Calaine essaya de dire quelque chose, mais le duc la coupa.
« Calaine, tais-toi ! »
Il était très peu probable que Nadia, qui était calme et pas cupide, se soit battue physiquement juste parce qu'elle voulait le collier de Calaine.
De plus, il n'y avait pas de trace de griffure de chaîne sur le cou de Calaine, donc il était naturel que les paroles de Nadia soient plus plausibles.
Le duc savait à quel point Calaine détestait sa demi-sœur Nadia, mais de là à faire un scandale devant ses invités !
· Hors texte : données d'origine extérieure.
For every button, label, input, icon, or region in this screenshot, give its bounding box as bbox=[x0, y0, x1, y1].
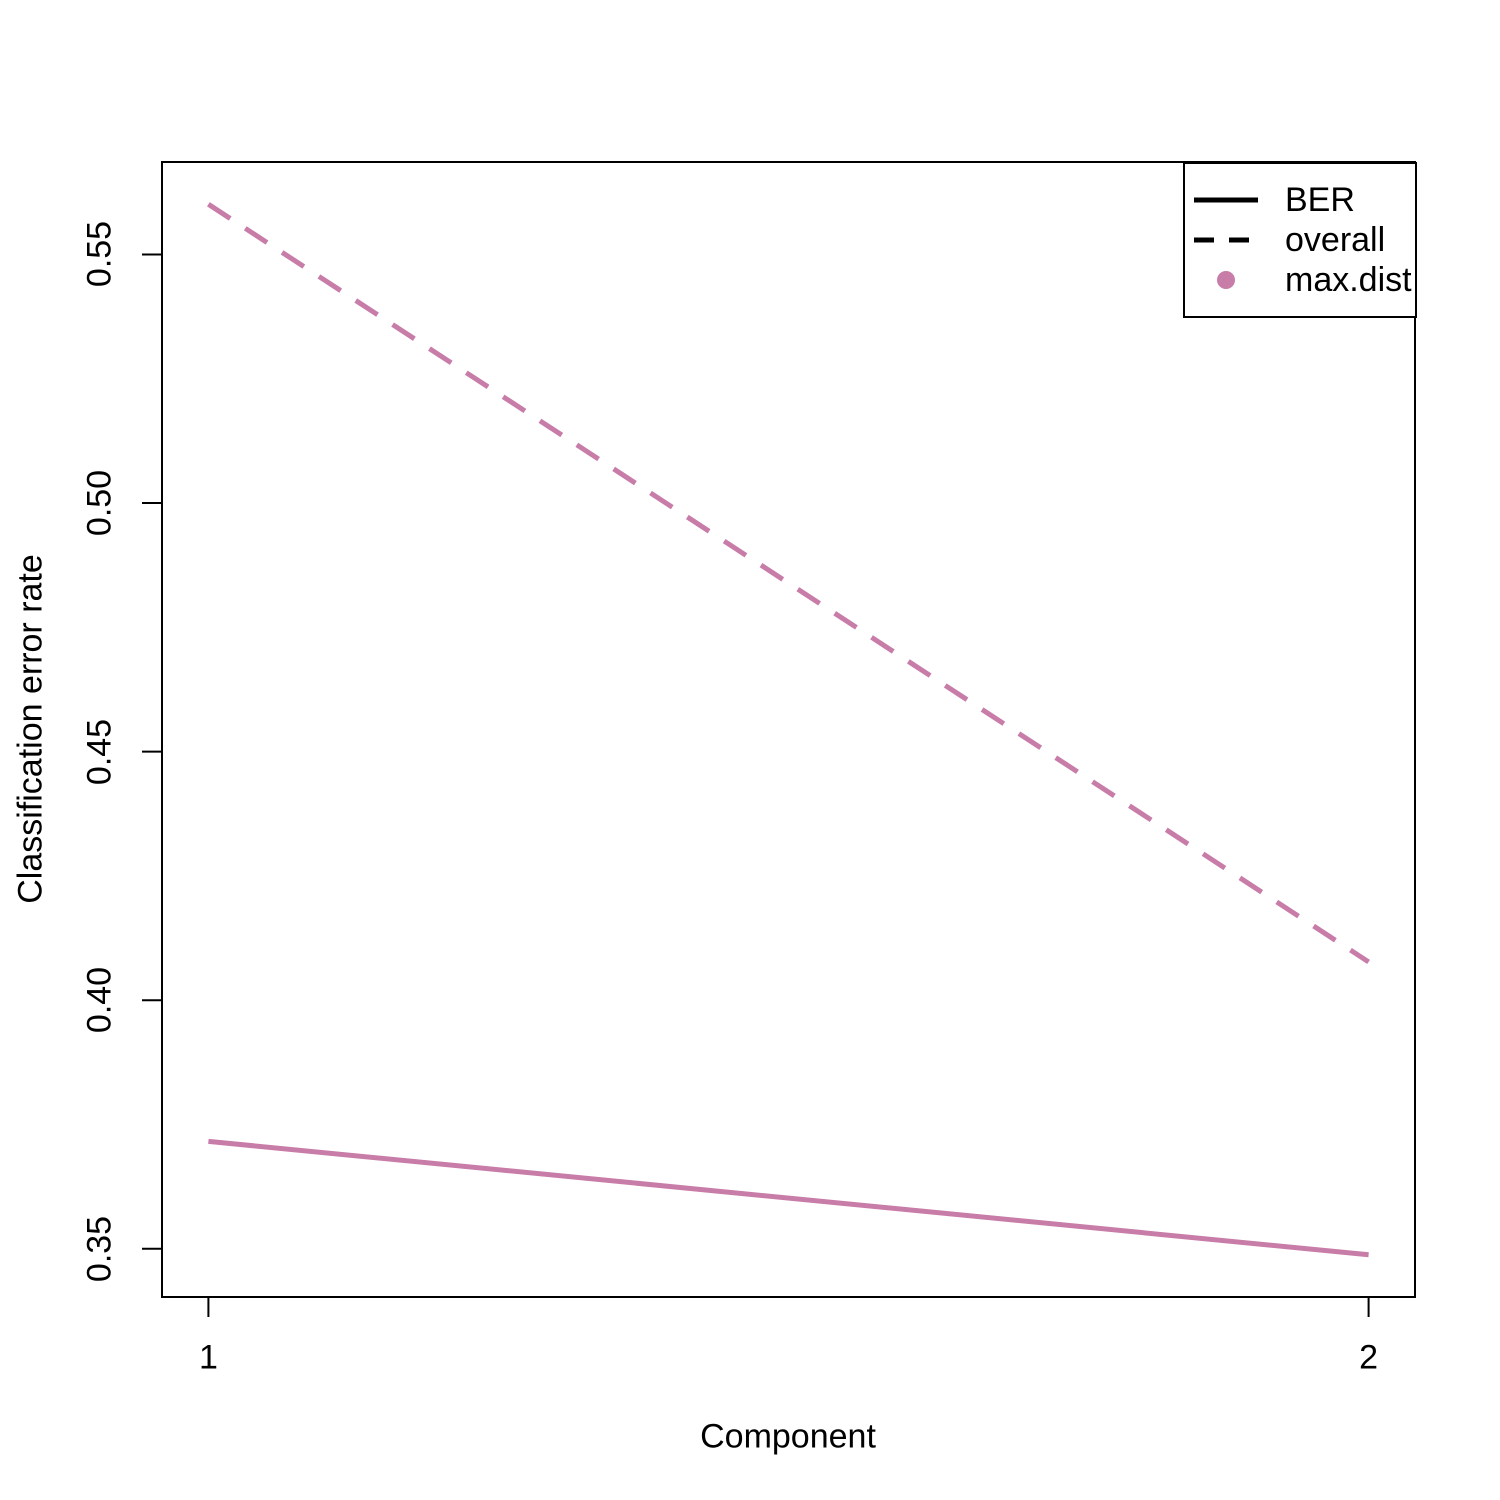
legend-label-ber: BER bbox=[1285, 181, 1355, 219]
y-tick-label: 0.50 bbox=[80, 469, 119, 537]
legend-label-overall: overall bbox=[1285, 221, 1386, 259]
dashed-line-icon bbox=[1194, 230, 1258, 250]
legend-row-maxdist: max.dist bbox=[1185, 260, 1415, 300]
y-axis-title: Classification error rate bbox=[11, 554, 50, 904]
plot-border bbox=[161, 161, 1416, 1298]
x-tick-label: 2 bbox=[1359, 1338, 1379, 1377]
legend-row-overall: overall bbox=[1185, 220, 1415, 260]
y-tick-label: 0.45 bbox=[80, 718, 119, 785]
dot-icon bbox=[1194, 270, 1258, 290]
legend-label-maxdist: max.dist bbox=[1285, 261, 1412, 299]
legend-row-ber: BER bbox=[1185, 180, 1415, 220]
x-axis-title: Component bbox=[700, 1417, 876, 1456]
legend: BER overall max.dist bbox=[1183, 162, 1417, 318]
y-tick-label: 0.35 bbox=[80, 1215, 119, 1282]
series-line-overall bbox=[207, 202, 1370, 965]
y-tick-label: 0.55 bbox=[80, 221, 119, 288]
series-line-BER bbox=[208, 1138, 1369, 1258]
x-tick-label: 1 bbox=[198, 1338, 218, 1377]
solid-line-icon bbox=[1194, 190, 1258, 210]
y-tick-label: 0.40 bbox=[80, 967, 119, 1034]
Bien sûr, le duc, qui valorisait l'honneur par-dessus tout, était furieux.
« Ton corps est froid. Tu ferais mieux d'aller dans ta chambre et de te reposer avant d'attraper un rhume. »
« P-Père ! »
Le visage de Calaine devint blanc à cet ordre qui ne sonnait pas sincère du tout.
« Je suis innocente ! C'est injuste ! »
« Tu n'y vas pas ? Dépêche-toi et emmène Calaine dans sa chambre. »
Les servantes, sur l'ordre du duc, aidèrent Calaine à se tenir de chaque côté.
Elles la tenaient doucement, mais c'était une force qu'elle, une jeune femme, ne pouvait pas surmonter.
Finalement, Calaine dut partir le visage rouge de honte.
Quand Calaine fut traînée hors de force, un silence glacial remplit l'air.
Une atmosphère si gênante que les invités se regardaient entre eux. Le duc toussa bruyamment et tenta de corriger la situation.
« Il semble que les sœurs aient eu une petite querelle. En leur nom, je m'excuse pour ce tapage en un si beau jour. J'espère que vous retournerez tous à l'intérieur et profiterez de la réception. »
Puis, comme s'il était embarrassé, le duc quitta précipitamment les lieux.
Alors que le duc retournait sur le lieu de la réception, les invités rassemblés commencèrent aussi à rentrer à l'intérieur un par un.
La star principale des conversations parmi les invités de la réception était définitivement Calaine.
Les femmes, qui avaient de mauvais sentiments envers Calaine, riaient et chuchotaient.
« Oh, mon Dieu. Qu'est-ce qui se passe ? Je n'arrive pas à croire que la précieuse princesse du duc de Balazit se soit humiliée elle-même ! »
« Eh bien, elle n'a pas une personnalité normale de toute façon. Je pensais qu'elle finirait par s'humilier au moins une fois. »
« Je suis sûre qu'elle va rester discrète un moment parce qu'elle s'est humiliée. »
Il semblait que beaucoup de gens avaient serré les dents à cause de Calaine.
Nadia, qui avait réussi à récupérer le souvenir de sa mère, sourit un peu et s'éloigna.